Thursday, March 12, 2009
Supreme Court Denies Association’s Bid to Depublish Bank Fraud Ruling
By a MetNews Staff Writer
The California Supreme Court yesterday denied a request by the California Bankers Association to depublish an opinion of this district’s Court of Appeal, which held that the investment arm of Wells Fargo Bank may have taken fraudulent advantage of an elderly couple.
The justices, at their weekly conference in San Francisco, vote 5-0 to allow the opinion, by Justice Walter Croskey of this district’s Div. Five, to remain published in the official reports. Justices Marvin Baxter and Carol Corrigan were recused. a
The Court of Appeal panel held that a trial judge must determine whether a Wells Fargo manager took advantage of Ira and Ronnie Brown in order to get them to open a brokerage account with the bank. Ira Brown, now deceased, was a founder of the Sav-On drug chain.
Croskey agreed with Los Angeles Superior Court Judge John Shook that the parties had a fiduciary relationship. The case was sent back to the trial court so that the judge may “consider and rule upon the consequences of this conclusion.”
If the judge decides that there was fraud in the execution of the brokerage agreement, Croskey wrote, no part of that agreement, including the arbitration clause challenged by the plaintiff, can be enforced.
The lawsuit arises from a 2004 agreement that Ira Brown, then 93, and Ronnie Brown, then 81, signed with Wells Fargo.

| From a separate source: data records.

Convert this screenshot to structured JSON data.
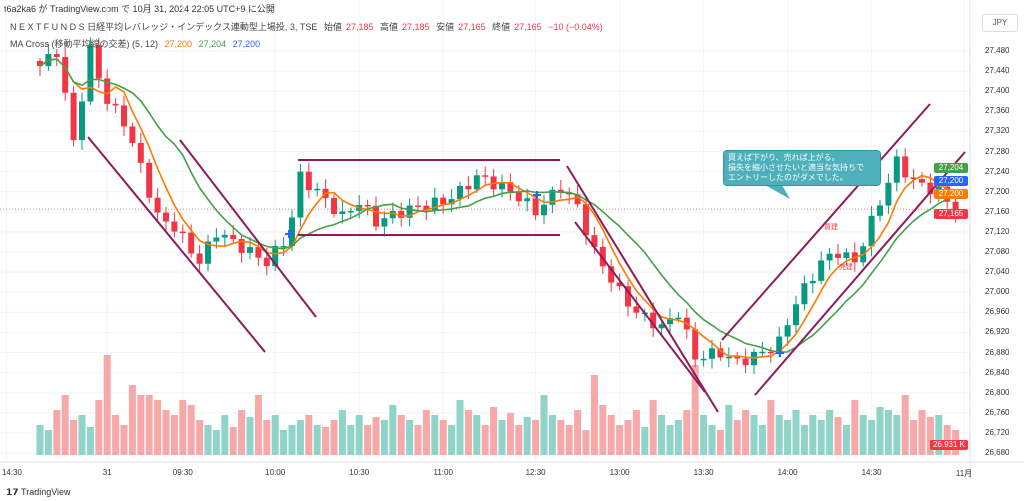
{
  "publish_line": "t6a2ka6 が TradingView.com で 10月 31, 2024 22:05 UTC+9 に公開",
  "symbol": {
    "name": "N E X T   F U N D S   日経平均レバレッジ・インデックス連動型上場投, 3, TSE",
    "open_label": "始値",
    "open": "27,185",
    "high_label": "高値",
    "high": "27,185",
    "low_label": "安値",
    "low": "27,165",
    "close_label": "終値",
    "close": "27,165",
    "change": "−10 (−0.04%)"
  },
  "indicator": {
    "name": "MA Cross (移動平均線の交差) (5, 12)",
    "v1": "27,200",
    "v2": "27,204",
    "v3": "27,200"
  },
  "currency": "JPY",
  "badges": {
    "ma_long": "27,204",
    "cross": "27,200",
    "ma_short": "27,200",
    "last": "27,165",
    "volume": "26.931 K"
  },
  "colors": {
    "up": "#089981",
    "down": "#f23645",
    "ma_short": "#ff7a00",
    "ma_long": "#43a047",
    "cross": "#2962ff",
    "trendline": "#8e1b5a",
    "vol_up": "#8fd3c9",
    "vol_down": "#f7a9a9"
  },
  "annotation": {
    "line1": "買えば下がり、売れば上がる。",
    "line2": "損失を縮小させたいと適当な気持ちで",
    "line3": "エントリーしたのがダメでした。"
  },
  "tags": {
    "buy": "買建",
    "sell": "売建"
  },
  "footer": "TradingView",
  "chart_data": {
    "type": "candlestick",
    "price_ticks": [
      "27,480",
      "27,440",
      "27,400",
      "27,360",
      "27,320",
      "27,280",
      "27,240",
      "27,200",
      "27,160",
      "27,120",
      "27,080",
      "27,040",
      "27,000",
      "26,960",
      "26,920",
      "26,880",
      "26,840",
      "26,800",
      "26,760",
      "26,720",
      "26,680"
    ],
    "ylim": [
      26680,
      27480
    ],
    "time_ticks": [
      {
        "label": "14:30",
        "bar": -4
      },
      {
        "label": "31",
        "bar": 8
      },
      {
        "label": "09:30",
        "bar": 17
      },
      {
        "label": "10:00",
        "bar": 28
      },
      {
        "label": "10:30",
        "bar": 38
      },
      {
        "label": "11:00",
        "bar": 48
      },
      {
        "label": "12:30",
        "bar": 59
      },
      {
        "label": "13:00",
        "bar": 69
      },
      {
        "label": "13:30",
        "bar": 79
      },
      {
        "label": "14:00",
        "bar": 89
      },
      {
        "label": "14:30",
        "bar": 99
      },
      {
        "label": "11月",
        "bar": 110
      }
    ],
    "close_keypoints": [
      [
        0,
        27450
      ],
      [
        2,
        27480
      ],
      [
        4,
        27300
      ],
      [
        6,
        27480
      ],
      [
        8,
        27380
      ],
      [
        10,
        27340
      ],
      [
        12,
        27250
      ],
      [
        14,
        27150
      ],
      [
        16,
        27130
      ],
      [
        19,
        27060
      ],
      [
        21,
        27120
      ],
      [
        23,
        27100
      ],
      [
        25,
        27080
      ],
      [
        27,
        27060
      ],
      [
        29,
        27100
      ],
      [
        30,
        27150
      ],
      [
        31,
        27230
      ],
      [
        33,
        27200
      ],
      [
        36,
        27150
      ],
      [
        38,
        27180
      ],
      [
        40,
        27140
      ],
      [
        43,
        27160
      ],
      [
        45,
        27170
      ],
      [
        48,
        27180
      ],
      [
        50,
        27200
      ],
      [
        52,
        27230
      ],
      [
        55,
        27210
      ],
      [
        57,
        27190
      ],
      [
        59,
        27160
      ],
      [
        62,
        27210
      ],
      [
        64,
        27170
      ],
      [
        66,
        27080
      ],
      [
        69,
        27000
      ],
      [
        71,
        26960
      ],
      [
        74,
        26930
      ],
      [
        76,
        26960
      ],
      [
        78,
        26870
      ],
      [
        81,
        26880
      ],
      [
        83,
        26860
      ],
      [
        86,
        26880
      ],
      [
        88,
        26900
      ],
      [
        90,
        26980
      ],
      [
        93,
        27060
      ],
      [
        95,
        27080
      ],
      [
        97,
        27060
      ],
      [
        100,
        27180
      ],
      [
        102,
        27260
      ],
      [
        104,
        27220
      ],
      [
        107,
        27200
      ],
      [
        109,
        27165
      ]
    ],
    "volumes": [
      30,
      25,
      45,
      60,
      35,
      40,
      28,
      55,
      100,
      40,
      30,
      70,
      60,
      60,
      55,
      45,
      40,
      55,
      50,
      35,
      30,
      25,
      40,
      28,
      45,
      38,
      60,
      35,
      40,
      25,
      30,
      35,
      40,
      30,
      28,
      35,
      45,
      30,
      40,
      30,
      38,
      35,
      50,
      40,
      35,
      30,
      45,
      40,
      35,
      30,
      55,
      45,
      40,
      30,
      48,
      35,
      42,
      30,
      38,
      35,
      60,
      40,
      35,
      30,
      45,
      25,
      80,
      50,
      40,
      30,
      35,
      45,
      28,
      55,
      40,
      30,
      35,
      45,
      90,
      40,
      30,
      25,
      50,
      35,
      45,
      40,
      30,
      55,
      40,
      35,
      45,
      30,
      40,
      35,
      45,
      38,
      30,
      55,
      40,
      35,
      48,
      45,
      40,
      60,
      35,
      45,
      38,
      40,
      30,
      25
    ]
  }
}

Ira Brown and a partner started Sav-On in San Bernardino in 1945, and by 2004 he had amassed more than 100,000 shares of the company’s stock, then valued at more than $1.8 million.
He was in failing health and legally blind at the time.
In late 2003 or early 2004, the bank—with which the Browns were already doing business—assigned the couple a “relationship manager,” Lisa Jill Tepper. Tepper began visiting the Browns every other week to help with their financial paperwork.
Tepper introduced the couple to an estate attorney and certified public accountant, and began advising them with respect to investments. She suggested to them that their then-current investments were inappropriate for persons their age, and urged them to open a brokerage account with Wells Fargo, introducing them to a stock broker who worked for the bank, Jack Harold Keleshian.
Following a meeting with Tepper and Keleshian, the Browns executed documents opening up several investment accounts with Wells Fargo. One of those accounts was for a new “Brown Family Trust,” and the supporting documents included an arbitration clause.
During the meeting, Tepper took possession of the Browns’ Sav-On stock certificates, later placing them in a Wells Fargo vault.
In May 2006, Ronnie Brown sued the bank, claiming that the previous September, while her husband was in hospice care and she was fatigued and mentally weary as a result of the burden of his care, she was pressured into selling nearly 75,000 shares of stock at $24.71 a share. Contrary to Keleshian’s advice that the stock’s value would drop to nothing if she did not sell immediately, the value subsequently rose, the complaint alleged.
Not only did she lose out on the subsequent increase in value, Brown alleged, she incurred significant capital gains taxes and thus suffered damages totaling more than $1 million, including Wells Fargo’s unjustified commission on the stock sale.
The bank moved to compel arbitration. Brown responded that the arbitration clause was unconscionable and that the bank breached its fiduciary duties.
Brown said she and her husband had become dependent on Tepper to handle their finances over a period of six months before the brokerage agreement was executed.
Following a hearing, Shook found that the arbitration agreement was “unfair and...procedurally unconscionable” but said the fraud issue was for a jury to decide. The bank, he said, should have done more to assist the couple in understanding the import of the documents they were signing.
But Croskey, writing for the Court of Appeal, said the arbitration agreement, a standard clause subjecting any dispute between the parties to resolution under the rules of the National Association of Securities Dealers, was not substantively unconscionable on its face.
“Without substantive unconscionability, procedural unconscionability is an insufficient basis on which to deny a motion to compel arbitration,” the justice added.
The trial judge, however, must decide the constructive fraud issue, Croskey went on to say, because it was raised by the petition to compel arbitration.
The case is Brown v. Wells Fargo Bank, NA, 168 Cal. App. 4th 938.